3 SORU 3 CEVAP

Lacivert Yazı İşleri 10 Eylül 2025, Çarşamba

Konfor alanımın dışına çıkmak beni İslam'a daha da yaklaştırdı
Beyza Kazan Sümbül/ Uzman psikolog

Bir paylaşımınızda, "Belki birinin Kuran'la ilk tanışması benim sayemde olacak. Ya bilgim yetmezse, ya da onları İslam'dan soğutursam?" diyerek sorumluluk hissinizi dile getiriyorsunuz. Şunu merak ediyorum: Amerika'da Müslüman olarak yaşamak ve İslam'ı doğru bir şekilde temsil etmek sizin için ne anlam ifade ediyor?

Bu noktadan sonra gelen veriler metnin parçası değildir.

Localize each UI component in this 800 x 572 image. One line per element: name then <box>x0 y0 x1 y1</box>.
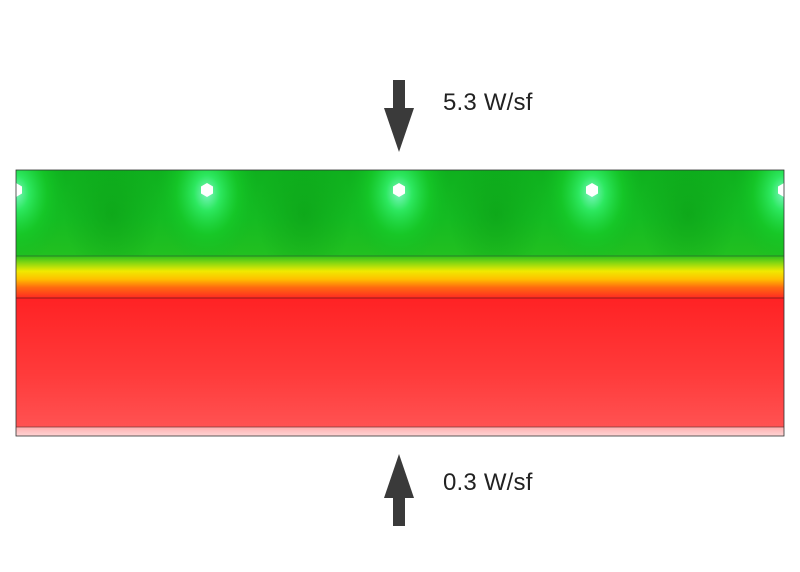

Zorlu ama bir o kadar da mükâfatının kıymetini idrak ettiğim bir sorumluluk diyebilirim. Zorlu; çünkü kendi kusurlarımla yüzleştiğim sürekli bir öğrenme sürecindeyim. Kıymetli; çünkü umuyorum ki bu sabır ve gayret İslam'da müjdelenen hasletler. Oturmam, kalkmam, giyinişim, hangi konuda nasıl tavır sergilediğim, işimi ne kadar iyi yaptığım vs… Daima mercek altında gibi hissediyorum. Mükemmel değilim ve yanlış yapmak fıtratımda var evet, ama bana kalırsa "iyi olmak" için gayret etmek Allah'a karşı borcum.

Sürekli bana yöneltilebilecek soruları, ardından da anlaşılması kolay açıklamaları nasıl dile getirebileceğimi, düşünüyorum. Tabi tüm bunları ikinci dilimde yapmaya çalışmak da zor. Ama konfor alanımın dışına çıkmak beni İslam'a daha çok yaklaştırmış gibi hissediyorum.

Büyürken görerek ve duyarak ögrendiğim şeylerin sebep ve içeriklerini kaynakları kurcalayarak öğreniyorum. Günlük rutinim de bu değişimden büyük ölçüde etkileniyor tabi. Mesela Türkiye'de adım başı cami veya mescit bulabileceğimi bilirken; Amerika'da bir otopark köşesinde ya da çimenlerde namaza dururken bulabiliyorum kendimi.

Yabancı bir ülkede dinimi yasayışım elbette dünyayı değiştirmiyor, ben de var olmaya çalışan sıradan biriyim en nihayetinde. Ama 10 kişilik doktora sınıfımda bile oruç tutmam, seccadeyle sınıftan çıkmam, alkol olan mekanlara gitmemem ya da neyi neden boykot edişim gibi küçük detayların önemli olduğunu düşünüyorum. Hz. İbrahim'in ateşine su taşıyan karınca misali… Dolayısıyla başörtümle gözlere hitap eden bir Müslüman olduğum kadar ilmim ve davranışlarımla da kalpleri hedef alabilmeliyim diye düşünüyorum.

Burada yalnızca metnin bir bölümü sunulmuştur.